Visualization

postprocessinglib.evaluation.visuals Module

The visual module contains different plotting functions for time series visualization. It allows users to plot hydrographs per station for each stations to allow us visualize the time-series data. These graphs provide a simple and clear way to immeditely identify patterns and discrepancies with model operation. They are also made to very customizable with a lot of options to suit the need of many types of users. Some of them also allow their metrics to be placed beside the plots as shown below:

graphs showing graph types line plot showing metrics

Functions

bounded_plot(lines[, extra_lines, ...])

Plots time-series data with optional confidence bounds.

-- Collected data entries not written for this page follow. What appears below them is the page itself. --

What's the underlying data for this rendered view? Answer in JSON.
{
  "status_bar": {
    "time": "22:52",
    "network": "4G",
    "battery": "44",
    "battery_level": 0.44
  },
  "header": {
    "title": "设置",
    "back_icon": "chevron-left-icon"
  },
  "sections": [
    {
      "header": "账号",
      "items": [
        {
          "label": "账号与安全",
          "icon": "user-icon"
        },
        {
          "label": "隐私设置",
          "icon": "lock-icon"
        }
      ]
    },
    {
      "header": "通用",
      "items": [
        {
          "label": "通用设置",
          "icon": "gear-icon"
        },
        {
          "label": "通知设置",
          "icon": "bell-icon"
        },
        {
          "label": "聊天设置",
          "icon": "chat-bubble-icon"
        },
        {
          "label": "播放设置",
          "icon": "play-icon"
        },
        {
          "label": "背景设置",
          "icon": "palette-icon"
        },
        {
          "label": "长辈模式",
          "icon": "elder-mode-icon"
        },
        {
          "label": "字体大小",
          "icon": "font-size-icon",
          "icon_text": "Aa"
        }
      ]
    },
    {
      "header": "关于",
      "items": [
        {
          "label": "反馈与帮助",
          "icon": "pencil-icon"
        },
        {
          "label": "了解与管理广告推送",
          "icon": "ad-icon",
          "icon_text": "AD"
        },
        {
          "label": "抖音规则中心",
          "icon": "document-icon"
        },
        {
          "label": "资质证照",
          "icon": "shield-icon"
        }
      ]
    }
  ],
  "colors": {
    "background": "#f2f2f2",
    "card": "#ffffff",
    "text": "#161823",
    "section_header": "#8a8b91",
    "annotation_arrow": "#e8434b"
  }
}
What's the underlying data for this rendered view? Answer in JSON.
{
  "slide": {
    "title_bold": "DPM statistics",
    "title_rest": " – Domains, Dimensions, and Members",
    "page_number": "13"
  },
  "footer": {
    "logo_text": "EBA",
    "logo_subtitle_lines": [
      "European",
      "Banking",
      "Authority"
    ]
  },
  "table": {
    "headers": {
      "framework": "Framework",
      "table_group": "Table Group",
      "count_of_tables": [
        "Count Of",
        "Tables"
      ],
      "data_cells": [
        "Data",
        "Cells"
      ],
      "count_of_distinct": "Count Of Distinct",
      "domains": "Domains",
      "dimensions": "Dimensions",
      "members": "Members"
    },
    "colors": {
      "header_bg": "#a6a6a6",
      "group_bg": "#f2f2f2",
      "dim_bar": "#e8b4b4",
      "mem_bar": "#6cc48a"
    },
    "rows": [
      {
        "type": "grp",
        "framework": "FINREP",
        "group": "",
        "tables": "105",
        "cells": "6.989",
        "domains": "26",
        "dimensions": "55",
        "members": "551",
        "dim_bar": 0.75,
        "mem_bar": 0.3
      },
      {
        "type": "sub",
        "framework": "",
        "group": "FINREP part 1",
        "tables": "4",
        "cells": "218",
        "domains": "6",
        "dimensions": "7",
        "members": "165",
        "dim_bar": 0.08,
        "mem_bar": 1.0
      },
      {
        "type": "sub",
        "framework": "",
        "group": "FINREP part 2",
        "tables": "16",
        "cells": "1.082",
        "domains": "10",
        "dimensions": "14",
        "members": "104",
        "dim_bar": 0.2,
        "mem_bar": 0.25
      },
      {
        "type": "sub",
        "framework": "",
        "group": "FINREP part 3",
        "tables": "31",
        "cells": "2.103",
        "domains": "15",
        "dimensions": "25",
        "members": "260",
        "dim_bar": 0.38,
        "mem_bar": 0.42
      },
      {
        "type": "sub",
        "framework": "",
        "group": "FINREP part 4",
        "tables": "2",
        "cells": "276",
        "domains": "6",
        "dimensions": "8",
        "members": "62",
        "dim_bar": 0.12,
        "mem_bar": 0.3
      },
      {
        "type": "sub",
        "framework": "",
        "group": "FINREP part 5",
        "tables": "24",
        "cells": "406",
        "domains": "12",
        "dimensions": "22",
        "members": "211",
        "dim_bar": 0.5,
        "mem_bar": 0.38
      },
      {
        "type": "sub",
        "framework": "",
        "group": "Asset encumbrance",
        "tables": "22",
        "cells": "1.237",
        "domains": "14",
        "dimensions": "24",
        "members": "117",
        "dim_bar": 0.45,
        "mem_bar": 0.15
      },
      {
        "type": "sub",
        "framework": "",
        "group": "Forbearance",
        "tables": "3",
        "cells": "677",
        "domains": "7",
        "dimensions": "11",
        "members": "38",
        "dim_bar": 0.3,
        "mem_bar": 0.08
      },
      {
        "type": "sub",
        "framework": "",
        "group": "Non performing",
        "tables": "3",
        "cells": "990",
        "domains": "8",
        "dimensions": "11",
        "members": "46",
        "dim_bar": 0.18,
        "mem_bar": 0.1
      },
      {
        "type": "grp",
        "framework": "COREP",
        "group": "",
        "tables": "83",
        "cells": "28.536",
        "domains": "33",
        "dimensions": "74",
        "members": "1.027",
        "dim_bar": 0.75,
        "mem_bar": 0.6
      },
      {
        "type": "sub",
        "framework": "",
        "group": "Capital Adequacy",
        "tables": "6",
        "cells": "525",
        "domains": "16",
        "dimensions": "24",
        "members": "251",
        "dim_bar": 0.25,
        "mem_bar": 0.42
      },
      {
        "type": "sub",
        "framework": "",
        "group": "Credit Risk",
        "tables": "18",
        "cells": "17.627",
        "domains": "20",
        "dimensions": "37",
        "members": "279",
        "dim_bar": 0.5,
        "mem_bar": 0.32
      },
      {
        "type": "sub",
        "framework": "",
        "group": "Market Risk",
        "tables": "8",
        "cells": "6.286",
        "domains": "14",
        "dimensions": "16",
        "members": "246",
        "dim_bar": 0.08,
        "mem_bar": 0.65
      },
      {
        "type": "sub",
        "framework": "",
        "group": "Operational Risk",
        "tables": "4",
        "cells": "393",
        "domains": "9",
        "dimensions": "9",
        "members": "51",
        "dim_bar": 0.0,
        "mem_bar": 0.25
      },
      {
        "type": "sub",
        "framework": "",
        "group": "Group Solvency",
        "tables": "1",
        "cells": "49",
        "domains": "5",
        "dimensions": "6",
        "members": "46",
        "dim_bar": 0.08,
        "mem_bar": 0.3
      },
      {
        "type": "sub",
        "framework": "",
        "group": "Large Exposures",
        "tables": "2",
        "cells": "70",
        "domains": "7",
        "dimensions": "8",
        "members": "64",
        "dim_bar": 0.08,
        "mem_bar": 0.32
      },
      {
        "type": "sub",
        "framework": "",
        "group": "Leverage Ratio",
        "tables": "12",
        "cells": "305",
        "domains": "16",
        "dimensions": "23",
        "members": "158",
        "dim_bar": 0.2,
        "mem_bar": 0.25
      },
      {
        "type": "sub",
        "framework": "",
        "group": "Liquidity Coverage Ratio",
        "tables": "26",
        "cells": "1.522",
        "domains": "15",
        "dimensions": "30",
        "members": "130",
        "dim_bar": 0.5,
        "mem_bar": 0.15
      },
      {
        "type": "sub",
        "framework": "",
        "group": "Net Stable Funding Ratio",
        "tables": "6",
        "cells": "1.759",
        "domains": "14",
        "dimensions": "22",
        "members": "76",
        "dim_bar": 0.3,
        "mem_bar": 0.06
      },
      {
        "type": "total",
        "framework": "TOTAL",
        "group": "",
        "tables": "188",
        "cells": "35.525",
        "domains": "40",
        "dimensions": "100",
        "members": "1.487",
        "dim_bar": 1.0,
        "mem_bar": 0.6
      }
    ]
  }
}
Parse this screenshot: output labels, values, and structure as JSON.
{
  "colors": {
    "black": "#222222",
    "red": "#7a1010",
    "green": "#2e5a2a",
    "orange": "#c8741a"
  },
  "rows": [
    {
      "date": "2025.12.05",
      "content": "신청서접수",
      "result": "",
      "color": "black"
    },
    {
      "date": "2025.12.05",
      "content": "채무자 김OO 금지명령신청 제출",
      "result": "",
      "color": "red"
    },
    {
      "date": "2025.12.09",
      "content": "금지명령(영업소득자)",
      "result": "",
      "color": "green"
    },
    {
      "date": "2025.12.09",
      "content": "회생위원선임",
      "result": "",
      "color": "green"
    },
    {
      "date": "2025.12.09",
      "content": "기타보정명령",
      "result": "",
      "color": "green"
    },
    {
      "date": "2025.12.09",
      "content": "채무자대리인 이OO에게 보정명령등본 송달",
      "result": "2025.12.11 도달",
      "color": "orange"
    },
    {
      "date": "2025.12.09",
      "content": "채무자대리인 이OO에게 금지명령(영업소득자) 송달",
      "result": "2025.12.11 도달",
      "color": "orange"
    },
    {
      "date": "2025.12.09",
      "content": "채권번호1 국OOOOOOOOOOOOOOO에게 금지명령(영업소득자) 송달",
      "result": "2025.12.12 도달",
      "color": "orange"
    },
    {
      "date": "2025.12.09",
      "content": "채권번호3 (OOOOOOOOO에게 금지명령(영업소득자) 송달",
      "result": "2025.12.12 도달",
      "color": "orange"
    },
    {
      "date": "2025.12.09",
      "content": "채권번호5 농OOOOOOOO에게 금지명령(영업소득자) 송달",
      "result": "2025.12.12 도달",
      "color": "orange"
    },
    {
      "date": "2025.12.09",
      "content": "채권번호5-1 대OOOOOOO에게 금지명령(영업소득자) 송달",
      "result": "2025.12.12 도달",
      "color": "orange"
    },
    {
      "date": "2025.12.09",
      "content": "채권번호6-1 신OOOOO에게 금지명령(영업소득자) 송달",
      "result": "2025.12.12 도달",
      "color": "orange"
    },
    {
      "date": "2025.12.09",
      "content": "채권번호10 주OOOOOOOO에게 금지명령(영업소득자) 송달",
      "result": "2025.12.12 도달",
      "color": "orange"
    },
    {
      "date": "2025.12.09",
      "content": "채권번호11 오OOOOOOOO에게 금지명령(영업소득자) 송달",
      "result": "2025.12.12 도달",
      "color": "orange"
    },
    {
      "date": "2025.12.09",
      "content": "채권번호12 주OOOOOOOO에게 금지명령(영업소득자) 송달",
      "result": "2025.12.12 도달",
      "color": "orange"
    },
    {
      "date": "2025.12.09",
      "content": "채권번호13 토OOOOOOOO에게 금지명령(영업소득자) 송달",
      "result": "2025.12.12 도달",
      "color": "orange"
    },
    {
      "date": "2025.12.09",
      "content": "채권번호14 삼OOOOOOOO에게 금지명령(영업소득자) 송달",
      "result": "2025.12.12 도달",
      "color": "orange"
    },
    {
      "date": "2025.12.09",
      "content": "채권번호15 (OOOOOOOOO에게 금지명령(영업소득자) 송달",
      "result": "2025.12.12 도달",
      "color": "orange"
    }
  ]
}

calculate_volume(flow_df[, use_jday])

Calculate the volume under the flow curve using the trapezoidal rule.

flow_duration_curve([merged_df, sim_df, df, ...])

Generate a Flow Duration Curve (FDC) comparing observed and simulated streamflow.

histogram([merged_df, df, sim_df, bins, ...])

Plots Histogram for Observed and Simulated Data with Optional Normalization

literal_eval(node_or_string)

Evaluate an expression node or a string containing only a Python expression.

plot([merged_df, df, sim_df, step, where, ...])

Create a comparison time series line plot of simulated and optionally, observed time series data

qqplot([grid, minor_grid, title, labels, ...])

Generate a Quantile-Quantile (QQ) plot to compare the statistical distribution of simulated and observed data.

scatter([grid, minor_grid, title, legend, ...])

Creates a scatter plot comparing observed and simulated data, with optional features like best fit lines, 45-degree reference lines, and metric annotations.